Albert Barnes Commentary


Albert Barnes Commentary
"And herds shall lie down in the midst of her, all the beasts of the nations: both the pelican and the porcupine shall lodge in the capitals thereof; [their] voice shall sing in the windows; desolation shall be in the thresholds: for he hath laid bare the cedar-work." — Zephaniah 2:14 (ASV)
And flocks shall lie down in the midst of her - No desolation is like that of decayed luxury. It preaches the nothingness of humanity, the fruitlessness of our toils, the fleetingness of our hopes and enjoyments, and their baffling when at their height. Grass in a courtyard or on a once-beaten road, and even more so in a town, speaks of the passing away of what has been—that people were accustomed to be there, and now are not, or are there less than they were. It leaves a feeling of emptiness and forsakenness.
But in Nineveh, not just a few tufts of grass here and there will signify desolation; it will be one wild, rank pasture, where flocks will not only feed but also “lie down” as in their fold and continual resting place. This will not be just in the outskirts or suburbs, but in the very center of her life, throng, and busy activity—in the midst of her—and no one will frighten them away. So Isaiah had said of the cities of Aroer, “they shall be for flocks, which shall lie down and none shall make them afraid” (Isaiah 17:2), and of Judah until its restoration by Christ, that it should be “a joy of wild asses, a pasture of flocks” (Isaiah 32:14). And not only those animals usually found in some connection with humans, but “all the beasts of a nation”—the troops of wild, savage, and unclean beasts that shun human dwellings or are enemies to us—these in troops will have their lair there.
Both the cormorant and the bittern - They may be the same. The pelican retires inland to consume its food. (See Tristram and Houghton, Smith’s Bible Dictionary, “Pelican” note.) It could be a hedgehog.
Shall lodge in the upper lintels of it. - The capitals (the term “chapiters” is used in some English Bible margins) of the pillars of the temples and palaces will lie broken and strewn upon the ground, and among those desolate fragments of her pride, unclean animals will haunt. The pelican has its Hebrew name from vomiting. It vomits up the shells it had swallowed whole after they had been opened by the heat of the stomach, and so picks out the animal contained in them—the very image of greediness and uncleanness. It also dwells not only in deserts but near marshes, so that Nineveh is doubly desolate.
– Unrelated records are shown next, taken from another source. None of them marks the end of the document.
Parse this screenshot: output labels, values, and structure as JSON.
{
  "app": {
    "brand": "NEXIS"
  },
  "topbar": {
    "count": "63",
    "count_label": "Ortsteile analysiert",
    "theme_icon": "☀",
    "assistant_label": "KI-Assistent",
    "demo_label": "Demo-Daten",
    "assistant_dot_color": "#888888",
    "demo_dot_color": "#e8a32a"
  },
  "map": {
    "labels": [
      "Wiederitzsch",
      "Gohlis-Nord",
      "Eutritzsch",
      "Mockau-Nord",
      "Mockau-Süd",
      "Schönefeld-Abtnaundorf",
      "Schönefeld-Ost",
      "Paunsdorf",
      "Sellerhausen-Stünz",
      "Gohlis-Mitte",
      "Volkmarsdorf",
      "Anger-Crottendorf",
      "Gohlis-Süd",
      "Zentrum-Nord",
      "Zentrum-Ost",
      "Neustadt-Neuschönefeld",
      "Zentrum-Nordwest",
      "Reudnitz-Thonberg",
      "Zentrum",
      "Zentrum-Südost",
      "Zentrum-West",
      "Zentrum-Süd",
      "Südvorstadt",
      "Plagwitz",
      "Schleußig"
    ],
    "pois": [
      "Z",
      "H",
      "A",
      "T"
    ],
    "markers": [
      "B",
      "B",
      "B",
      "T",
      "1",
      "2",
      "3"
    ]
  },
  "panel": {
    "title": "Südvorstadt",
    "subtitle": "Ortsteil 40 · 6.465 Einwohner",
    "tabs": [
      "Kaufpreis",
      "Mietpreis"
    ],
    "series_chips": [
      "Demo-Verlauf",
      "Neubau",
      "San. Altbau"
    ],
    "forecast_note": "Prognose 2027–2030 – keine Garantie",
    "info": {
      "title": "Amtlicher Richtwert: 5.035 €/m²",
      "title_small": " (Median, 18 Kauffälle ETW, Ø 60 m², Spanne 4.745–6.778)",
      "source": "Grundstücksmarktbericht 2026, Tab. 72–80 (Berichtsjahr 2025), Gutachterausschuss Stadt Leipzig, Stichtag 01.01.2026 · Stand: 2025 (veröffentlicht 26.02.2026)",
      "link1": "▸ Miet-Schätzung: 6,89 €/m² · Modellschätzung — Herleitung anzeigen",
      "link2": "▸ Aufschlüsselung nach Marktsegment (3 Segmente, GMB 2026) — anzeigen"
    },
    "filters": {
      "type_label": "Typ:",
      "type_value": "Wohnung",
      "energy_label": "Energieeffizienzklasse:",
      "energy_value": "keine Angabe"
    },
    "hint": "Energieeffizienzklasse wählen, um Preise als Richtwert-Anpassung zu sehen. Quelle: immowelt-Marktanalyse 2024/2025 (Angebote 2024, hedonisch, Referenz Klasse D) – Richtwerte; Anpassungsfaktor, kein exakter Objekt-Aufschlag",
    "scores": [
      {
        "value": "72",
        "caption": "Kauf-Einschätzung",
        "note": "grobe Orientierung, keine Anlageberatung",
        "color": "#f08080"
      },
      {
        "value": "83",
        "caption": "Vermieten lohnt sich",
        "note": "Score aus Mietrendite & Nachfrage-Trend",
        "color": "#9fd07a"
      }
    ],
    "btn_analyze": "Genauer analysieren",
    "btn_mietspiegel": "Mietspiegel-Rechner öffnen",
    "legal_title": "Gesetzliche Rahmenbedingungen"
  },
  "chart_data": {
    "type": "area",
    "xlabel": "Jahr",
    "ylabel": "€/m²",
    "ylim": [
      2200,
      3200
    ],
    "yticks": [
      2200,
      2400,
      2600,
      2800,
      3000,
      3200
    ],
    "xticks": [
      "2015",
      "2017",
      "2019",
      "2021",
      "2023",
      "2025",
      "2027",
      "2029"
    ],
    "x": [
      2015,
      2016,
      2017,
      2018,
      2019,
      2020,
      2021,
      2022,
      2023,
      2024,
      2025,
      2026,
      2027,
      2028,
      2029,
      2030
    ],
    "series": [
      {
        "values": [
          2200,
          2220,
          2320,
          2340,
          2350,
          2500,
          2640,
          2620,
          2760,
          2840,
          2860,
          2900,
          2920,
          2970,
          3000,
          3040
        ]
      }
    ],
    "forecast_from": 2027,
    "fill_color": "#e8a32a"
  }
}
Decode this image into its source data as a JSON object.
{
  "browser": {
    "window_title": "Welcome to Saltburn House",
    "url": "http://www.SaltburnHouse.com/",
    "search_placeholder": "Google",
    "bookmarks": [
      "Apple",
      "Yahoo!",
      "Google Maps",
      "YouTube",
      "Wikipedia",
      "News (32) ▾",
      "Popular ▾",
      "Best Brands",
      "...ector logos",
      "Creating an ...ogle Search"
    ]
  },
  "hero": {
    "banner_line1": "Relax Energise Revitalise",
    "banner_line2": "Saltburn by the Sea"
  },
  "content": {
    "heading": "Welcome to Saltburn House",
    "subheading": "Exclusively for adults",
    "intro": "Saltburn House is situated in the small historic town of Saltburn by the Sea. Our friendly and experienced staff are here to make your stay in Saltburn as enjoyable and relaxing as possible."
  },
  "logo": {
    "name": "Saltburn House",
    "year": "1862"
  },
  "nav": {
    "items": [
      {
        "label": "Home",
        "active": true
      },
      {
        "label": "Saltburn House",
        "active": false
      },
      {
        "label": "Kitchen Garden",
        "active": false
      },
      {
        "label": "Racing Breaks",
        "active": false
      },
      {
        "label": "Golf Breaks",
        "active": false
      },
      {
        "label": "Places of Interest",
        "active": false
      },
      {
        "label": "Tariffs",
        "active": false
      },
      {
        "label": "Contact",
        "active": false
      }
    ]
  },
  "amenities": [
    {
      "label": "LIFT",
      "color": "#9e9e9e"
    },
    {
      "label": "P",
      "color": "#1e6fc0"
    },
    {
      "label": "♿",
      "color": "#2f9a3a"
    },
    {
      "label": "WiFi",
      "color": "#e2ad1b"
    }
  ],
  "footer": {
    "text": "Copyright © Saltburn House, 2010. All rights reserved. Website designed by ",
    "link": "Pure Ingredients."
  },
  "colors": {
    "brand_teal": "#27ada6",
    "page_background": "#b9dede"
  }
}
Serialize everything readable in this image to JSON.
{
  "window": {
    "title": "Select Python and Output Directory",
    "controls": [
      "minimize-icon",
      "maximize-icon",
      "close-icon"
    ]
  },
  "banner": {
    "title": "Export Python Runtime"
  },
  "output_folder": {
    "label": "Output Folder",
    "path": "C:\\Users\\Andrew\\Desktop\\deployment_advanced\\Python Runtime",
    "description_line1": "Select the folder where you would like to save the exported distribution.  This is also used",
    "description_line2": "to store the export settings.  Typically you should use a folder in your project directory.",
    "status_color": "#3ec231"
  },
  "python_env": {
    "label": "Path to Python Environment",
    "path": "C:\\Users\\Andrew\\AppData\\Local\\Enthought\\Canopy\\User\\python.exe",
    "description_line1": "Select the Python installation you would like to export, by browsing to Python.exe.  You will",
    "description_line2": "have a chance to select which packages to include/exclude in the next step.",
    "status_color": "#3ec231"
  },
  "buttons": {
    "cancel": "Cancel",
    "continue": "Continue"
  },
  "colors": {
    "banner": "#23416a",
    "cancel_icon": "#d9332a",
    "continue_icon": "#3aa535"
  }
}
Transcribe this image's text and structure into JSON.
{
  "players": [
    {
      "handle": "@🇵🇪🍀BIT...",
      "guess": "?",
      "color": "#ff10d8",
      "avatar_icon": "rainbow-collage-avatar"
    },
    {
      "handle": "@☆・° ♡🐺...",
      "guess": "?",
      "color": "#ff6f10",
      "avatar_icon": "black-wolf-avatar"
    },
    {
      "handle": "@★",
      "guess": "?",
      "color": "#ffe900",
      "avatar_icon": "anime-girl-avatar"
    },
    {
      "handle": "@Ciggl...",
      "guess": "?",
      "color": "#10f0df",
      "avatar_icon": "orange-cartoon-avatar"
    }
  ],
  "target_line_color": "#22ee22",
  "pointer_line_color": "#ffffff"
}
A voice shall sing in the windows - In the midst of the desolation, the muteness of the hedgehog and the pensive loneliness of the solitary pelican, the musing spectator is even startled by the gladness of a bird, joyous in the existence that God has given it. Instead of the harmony of music and male and female singers in their palaces, the sweet music of some lonely bird will be heard, unconscious that it is sitting in the windows of those at whose name the world grew pale, portions of the outer walls being all that remain of her palaces.
Desolation will be in the thresholds, sitting, as it were, in them—everywhere to be seen in them, and all the more so because unseen. Desolation is something oppressive; we “feel” its presence. There, as a warder keeps watch at the empty portals where once the greatest crowd thronged, desolation will sit, so that no one may enter. For He will uncover (or, as the English margin reads, hath uncovered) the cedar-work: in the roofless palaces, the carved cedar-work will be laid open to wind and rain.
Anyone must have noticed how pitiful and dreary the decay of any house in a town looks, with torn wallpaper hanging uselessly on its walls. A poet of our own said of the beautiful ruins of a desolate monastery:
“For the gay beams of lightsome day
Gild, but to flout the ruins gray.”
But at Nineveh, it is one of the mightiest cities of the world that thus lies desolate, and the bared cedar-work had, in the days of its greatness, been carried off from the despoiled Lebanon or Hermon.